La ministre néo-zélandaise des Affaires étrangères, Nanaia Mahuta, a annoncé lundi un nouveau train de sanctions contre 22 «élites» russes pour leur soutien à l'»invasion illégale» de l’Ukraine, dont les deux filles du président russe Vladimir Poutine, Maria et Katerina.
M. Mahuta a fait remarquer que c’est la troisième fois que la Nouvelle-Zélande agit contre «les puissants et les riches en Russie» dans une nouvelle guerre qui dure depuis neuf mois, après les sanctions de mai et de septembre.
Le ministre néo-zélandais a déclaré que les 22 personnes, qui sont notamment interdites d’entrée dans le pays, ont été récompensées en Russie par «la richesse et l’influence» pour leur rôle prépondérant dans le soutien à «l’invasion illégale et injustifiée de l’Ukraine».

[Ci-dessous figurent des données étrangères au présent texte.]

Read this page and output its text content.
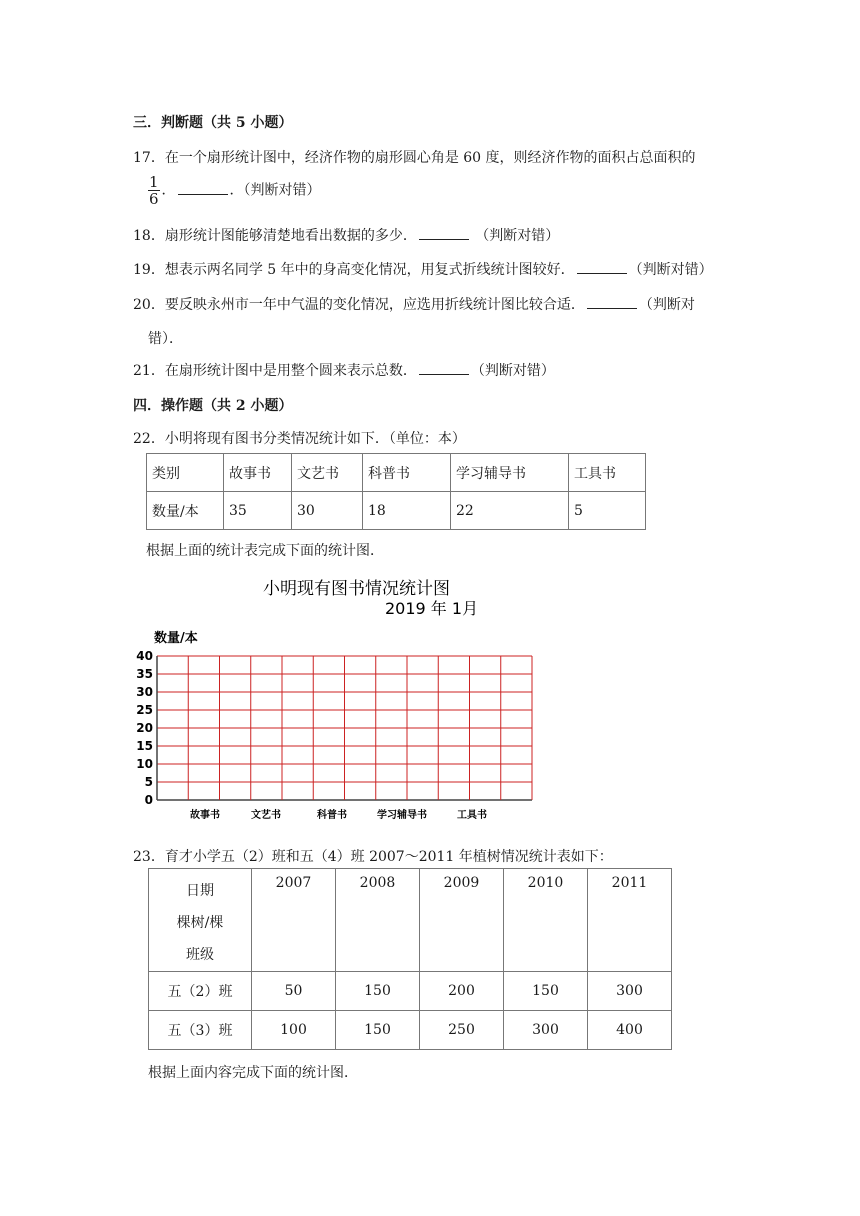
三．判断题（共 5 小题）
17．在一个扇形统计图中，经济作物的扇形圆心角是 60 度，则经济作物的面积占总面积的
$\frac{1}{6}$ ．	．（判断对错）
18．扇形统计图能够清楚地看出数据的多少．	（判断对错）
19．想表示两名同学 5 年中的身高变化情况，用复式折线统计图较好．	（判断对错）
20．要反映永州市一年中气温的变化情况，应选用折线统计图比较合适．	（判断对
错）．
21．在扇形统计图中是用整个圆来表示总数．	（判断对错）
四．操作题（共 2 小题）
22．小明将现有图书分类情况统计如下．（单位：本）
类别	故事书	文艺书	科普书	学习辅导书	工具书
数量/本	35	30	18	22	5
根据上面的统计表完成下面的统计图．
小明现有图书情况统计图
2019 年 1月
数量/本
0
5
10
15
20
25
30
35
40
故事书	文艺书	科普书	学习辅导书	工具书
23．育才小学五（2）班和五（4）班 2007～2011 年植树情况统计表如下：
日期
棵树/棵
班级	2007	2008	2009	2010	2011
五（2）班	50	150	200	150	300
五（3）班	100	150	250	300	400
根据上面内容完成下面的统计图．
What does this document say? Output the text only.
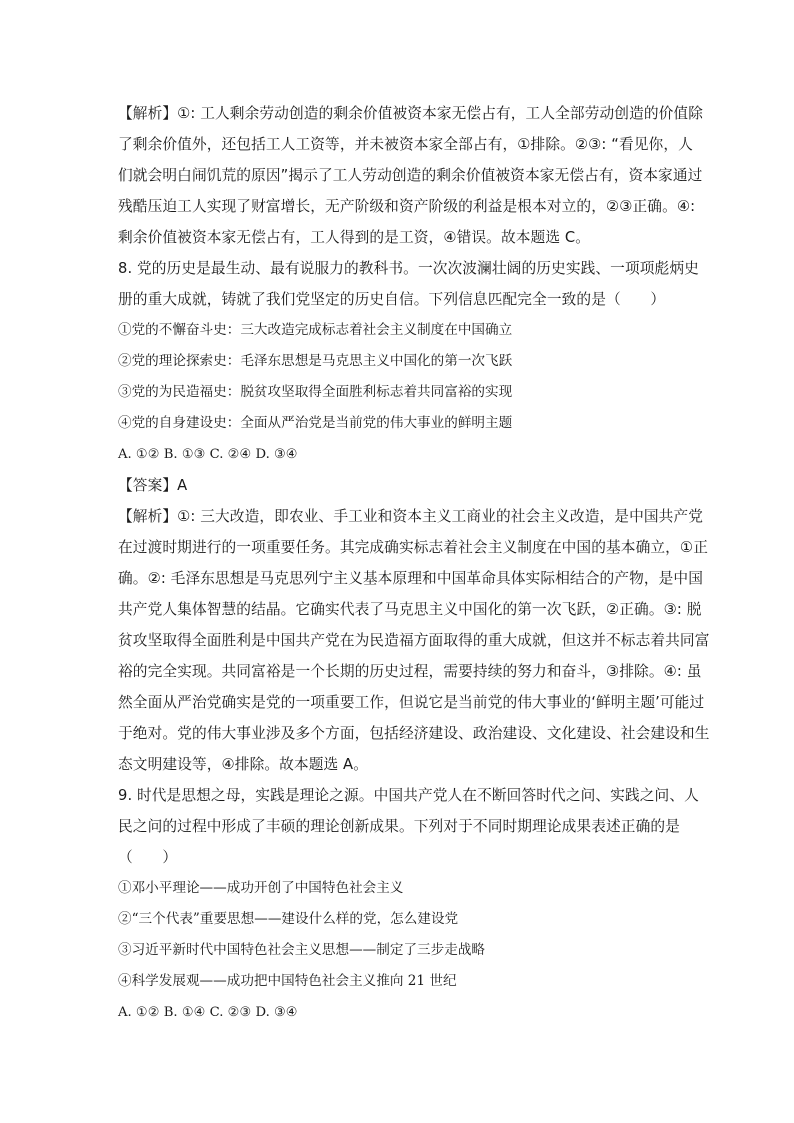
【解析】①: 工人剩余劳动创造的剩余价值被资本家无偿占有，工人全部劳动创造的价值除
了剩余价值外，还包括工人工资等，并未被资本家全部占有，①排除。②③: “看见你，人
们就会明白闹饥荒的原因”揭示了工人劳动创造的剩余价值被资本家无偿占有，资本家通过
残酷压迫工人实现了财富增长，无产阶级和资产阶级的利益是根本对立的，②③正确。④:
剩余价值被资本家无偿占有，工人得到的是工资，④错误。故本题选 C。
8. 党的历史是最生动、最有说服力的教科书。一次次波澜壮阔的历史实践、一项项彪炳史
册的重大成就，铸就了我们党坚定的历史自信。下列信息匹配完全一致的是（　　）
①党的不懈奋斗史：三大改造完成标志着社会主义制度在中国确立
②党的理论探索史：毛泽东思想是马克思主义中国化的第一次飞跃
③党的为民造福史：脱贫攻坚取得全面胜利标志着共同富裕的实现
④党的自身建设史：全面从严治党是当前党的伟大事业的鲜明主题
A. ①② B. ①③ C. ②④ D. ③④
【答案】A
【解析】①: 三大改造，即农业、手工业和资本主义工商业的社会主义改造，是中国共产党
在过渡时期进行的一项重要任务。其完成确实标志着社会主义制度在中国的基本确立，①正
确。②: 毛泽东思想是马克思列宁主义基本原理和中国革命具体实际相结合的产物，是中国
共产党人集体智慧的结晶。它确实代表了马克思主义中国化的第一次飞跃，②正确。③: 脱
贫攻坚取得全面胜利是中国共产党在为民造福方面取得的重大成就，但这并不标志着共同富
裕的完全实现。共同富裕是一个长期的历史过程，需要持续的努力和奋斗，③排除。④: 虽
然全面从严治党确实是党的一项重要工作，但说它是当前党的伟大事业的‘鲜明主题’可能过
于绝对。党的伟大事业涉及多个方面，包括经济建设、政治建设、文化建设、社会建设和生
态文明建设等，④排除。故本题选 A。
9. 时代是思想之母，实践是理论之源。中国共产党人在不断回答时代之问、实践之问、人
民之问的过程中形成了丰硕的理论创新成果。下列对于不同时期理论成果表述正确的是
（　　）
①邓小平理论——成功开创了中国特色社会主义
②“三个代表”重要思想——建设什么样的党，怎么建设党
③习近平新时代中国特色社会主义思想——制定了三步走战略
④科学发展观——成功把中国特色社会主义推向 21 世纪
A. ①② B. ①④ C. ②③ D. ③④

Il s’agit notamment des deux filles de M. Poutine, Maria Vladimirovna Vorontsova et Katerina Vladimirovna Tikhonova, de la femme et des enfants du porte-parole du Kremlin, Dmitry Peskov, de la gouverneure de la Banque centrale, Elvira Sakhipzadovna Nabiullina, ainsi que de la femme et du fils du président du Belarus, Alexander Lukashenko.
«En tant que membres de l’élite politique et économique, ces personnes permettent l’agression de la Russie en Ukraine», a dénoncé M. Mahuta. Depuis le début de la guerre, la Nouvelle-Zélande a imposé des sanctions à plus de 1 200 personnes et entités.
Quatre autres entreprises «présentant un intérêt économique ou stratégique pour la Russie» ont également été sanctionnées. Dans ce cas, ils sont liés aux secteurs de l’énergie, des transports et des nouvelles technologies.